The SEC's 2020 action against Ripple was one of the most consequential enforcement moves in the agency's long-running campaign to assert jurisdiction over the cryptocurrency industry. By targeting XRP specifically, regulators were effectively challenging the legal status of one of the largest digital assets by market capitalization at the time, sending shockwaves through exchanges and institutional holders who rapidly moved to delist or suspend XRP trading to avoid their own regulatory exposure. The collateral damage was immediate and severe.
Against that backdrop, the choice Garlinghouse and Larsen faced was not abstract. Fighting the SEC in federal court meant years of litigation, enormous legal expenditure, reputational uncertainty, and an unknowable outcome. Shutting down would have ended the legal jeopardy cleanly, if catastrophically. That two seasoned executives seriously weighed closure as a viable path speaks to just how much pressure the lawsuit applied — and how genuinely uncertain the legal terrain was in 2020, when courts had produced almost no definitive guidance on whether digital assets constituted securities under the Howey test.
The decision to fight proved, with the benefit of hindsight, to be consequential far beyond Ripple's own corporate survival. The company's legal battle produced one of the most closely watched and frequently cited rulings in crypto regulatory history. Judge Analisa Torres's 2023 partial summary judgment finding that XRP sales to retail investors on exchanges did not constitute securities transactions was immediately seized upon by the broader industry as a landmark boundary-setting moment — even as the ruling left significant ambiguity around institutional sales. That nuance matters: the court did find that certain institutional XRP sales by Ripple did meet the criteria for unregistered securities offerings, a fact the industry sometimes glosses over in celebratory framing.
Garlinghouse's candor about how close Ripple came to closing its doors reframes the entire arc of that legal saga. It was not the story of a confident company charging into battle, certain of its ground. It was a bet — one made with incomplete information, under duress, by two founders who could have reasonably chosen the exit instead. The willingness to absorb that uncertainty, to spend the capital and endure the reputational exposure of years in federal court, is what ultimately produced a ruling that gave the broader crypto industry a partial but meaningful legal foothold against the SEC's broadest claims.

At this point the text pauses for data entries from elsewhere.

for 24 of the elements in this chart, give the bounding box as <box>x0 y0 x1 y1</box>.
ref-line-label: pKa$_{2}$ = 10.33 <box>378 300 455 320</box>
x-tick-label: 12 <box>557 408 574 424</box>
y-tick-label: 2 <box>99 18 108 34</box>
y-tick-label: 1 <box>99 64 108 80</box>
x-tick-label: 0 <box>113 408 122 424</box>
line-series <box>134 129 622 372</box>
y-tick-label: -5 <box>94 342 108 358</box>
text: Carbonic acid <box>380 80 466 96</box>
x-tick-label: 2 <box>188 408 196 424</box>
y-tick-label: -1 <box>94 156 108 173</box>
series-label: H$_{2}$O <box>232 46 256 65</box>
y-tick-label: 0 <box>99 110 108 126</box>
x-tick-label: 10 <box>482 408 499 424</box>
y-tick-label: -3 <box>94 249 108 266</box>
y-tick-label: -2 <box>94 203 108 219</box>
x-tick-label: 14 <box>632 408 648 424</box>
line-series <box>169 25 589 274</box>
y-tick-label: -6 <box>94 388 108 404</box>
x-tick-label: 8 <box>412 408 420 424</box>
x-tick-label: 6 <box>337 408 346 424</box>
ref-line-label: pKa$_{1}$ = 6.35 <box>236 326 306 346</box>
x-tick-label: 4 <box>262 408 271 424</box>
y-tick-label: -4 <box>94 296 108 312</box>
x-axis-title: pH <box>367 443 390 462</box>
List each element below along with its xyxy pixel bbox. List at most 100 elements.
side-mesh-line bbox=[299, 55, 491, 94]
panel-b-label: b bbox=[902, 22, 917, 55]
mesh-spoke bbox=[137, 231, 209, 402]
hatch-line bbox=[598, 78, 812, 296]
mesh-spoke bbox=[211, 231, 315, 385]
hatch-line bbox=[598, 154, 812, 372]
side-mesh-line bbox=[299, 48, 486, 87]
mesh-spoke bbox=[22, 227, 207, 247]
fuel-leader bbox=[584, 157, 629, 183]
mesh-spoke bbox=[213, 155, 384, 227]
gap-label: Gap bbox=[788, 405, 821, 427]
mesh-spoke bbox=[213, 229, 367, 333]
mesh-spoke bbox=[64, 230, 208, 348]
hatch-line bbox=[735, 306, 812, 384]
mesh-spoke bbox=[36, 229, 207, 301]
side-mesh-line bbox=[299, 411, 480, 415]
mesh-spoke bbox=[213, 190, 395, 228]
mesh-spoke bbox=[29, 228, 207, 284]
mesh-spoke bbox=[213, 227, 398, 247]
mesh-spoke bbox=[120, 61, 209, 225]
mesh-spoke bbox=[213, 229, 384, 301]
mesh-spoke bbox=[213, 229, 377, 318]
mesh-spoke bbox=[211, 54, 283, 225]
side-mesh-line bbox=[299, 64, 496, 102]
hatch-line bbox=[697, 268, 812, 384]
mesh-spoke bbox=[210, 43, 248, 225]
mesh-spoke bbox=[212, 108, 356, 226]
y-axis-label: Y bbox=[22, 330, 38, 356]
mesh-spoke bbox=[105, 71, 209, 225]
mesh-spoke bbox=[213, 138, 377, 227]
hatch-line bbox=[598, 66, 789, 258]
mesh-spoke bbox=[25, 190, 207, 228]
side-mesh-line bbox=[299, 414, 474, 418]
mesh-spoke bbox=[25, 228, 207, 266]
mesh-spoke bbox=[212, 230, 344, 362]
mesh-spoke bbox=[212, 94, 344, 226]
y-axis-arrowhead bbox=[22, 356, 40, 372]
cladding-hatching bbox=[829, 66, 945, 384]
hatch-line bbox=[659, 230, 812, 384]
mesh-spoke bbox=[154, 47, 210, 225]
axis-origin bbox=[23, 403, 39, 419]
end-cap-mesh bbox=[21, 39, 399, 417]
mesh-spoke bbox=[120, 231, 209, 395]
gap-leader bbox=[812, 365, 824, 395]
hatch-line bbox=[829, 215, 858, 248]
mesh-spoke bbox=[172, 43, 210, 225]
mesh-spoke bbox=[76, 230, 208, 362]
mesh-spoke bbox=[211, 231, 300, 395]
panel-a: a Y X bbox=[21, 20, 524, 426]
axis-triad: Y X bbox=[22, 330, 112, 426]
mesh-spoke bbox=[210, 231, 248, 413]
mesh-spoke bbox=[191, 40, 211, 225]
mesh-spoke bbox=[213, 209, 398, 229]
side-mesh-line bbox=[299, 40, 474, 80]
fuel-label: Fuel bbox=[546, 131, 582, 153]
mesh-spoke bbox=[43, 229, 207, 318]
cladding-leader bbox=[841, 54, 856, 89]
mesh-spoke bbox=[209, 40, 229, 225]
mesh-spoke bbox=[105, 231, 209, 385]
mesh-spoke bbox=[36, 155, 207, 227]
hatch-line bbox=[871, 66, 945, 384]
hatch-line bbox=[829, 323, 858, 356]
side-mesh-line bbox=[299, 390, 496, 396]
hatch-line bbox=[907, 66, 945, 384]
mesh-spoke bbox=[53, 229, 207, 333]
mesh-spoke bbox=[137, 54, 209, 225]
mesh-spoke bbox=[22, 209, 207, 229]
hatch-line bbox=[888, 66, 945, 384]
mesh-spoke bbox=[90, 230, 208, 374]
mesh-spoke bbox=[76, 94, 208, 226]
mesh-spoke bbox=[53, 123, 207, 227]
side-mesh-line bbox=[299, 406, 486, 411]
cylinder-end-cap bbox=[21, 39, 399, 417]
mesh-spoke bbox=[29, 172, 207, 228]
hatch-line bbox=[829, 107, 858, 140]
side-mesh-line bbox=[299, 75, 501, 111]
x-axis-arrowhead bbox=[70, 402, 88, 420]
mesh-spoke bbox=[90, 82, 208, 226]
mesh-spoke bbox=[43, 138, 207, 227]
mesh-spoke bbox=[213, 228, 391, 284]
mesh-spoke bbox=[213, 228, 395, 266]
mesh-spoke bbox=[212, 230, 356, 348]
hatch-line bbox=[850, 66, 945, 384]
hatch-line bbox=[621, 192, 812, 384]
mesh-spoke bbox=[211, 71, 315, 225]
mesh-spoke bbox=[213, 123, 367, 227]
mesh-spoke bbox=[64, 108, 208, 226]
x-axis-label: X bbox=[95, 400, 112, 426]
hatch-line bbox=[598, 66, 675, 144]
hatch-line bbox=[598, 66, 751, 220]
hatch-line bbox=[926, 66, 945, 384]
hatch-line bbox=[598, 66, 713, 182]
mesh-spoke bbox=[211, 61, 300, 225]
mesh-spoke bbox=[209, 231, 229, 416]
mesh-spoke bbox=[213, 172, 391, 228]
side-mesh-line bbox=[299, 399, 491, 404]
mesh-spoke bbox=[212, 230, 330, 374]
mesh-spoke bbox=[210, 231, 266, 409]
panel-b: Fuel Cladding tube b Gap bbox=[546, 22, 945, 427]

The timing of Garlinghouse's disclosure is itself notable. The regulatory environment for digital assets in the United States has shifted considerably since 2020, with renewed legislative attention to market structure bills and a changed political climate in Washington that has produced a more crypto-accommodating posture at the SEC. Speaking now, from a position of relative stability, Garlinghouse is doing something important: documenting how contingent the industry's current legal position actually is. It did not have to turn out this way. One different decision in a San Francisco boardroom, and the legal precedent that Ripple's case generated simply would not exist.
For the infrastructure layer of the digital assets industry — the payment networks, custody providers, and settlement rails that depend on legal clarity to function — that contingency is a useful corrective to triumphalist narratives. The rules of the road for crypto were not inevitable. They are the product of specific choices made by specific people under genuine pressure, including the choice, in Ripple's case, to stay in the fight when walking away would have been the easier path.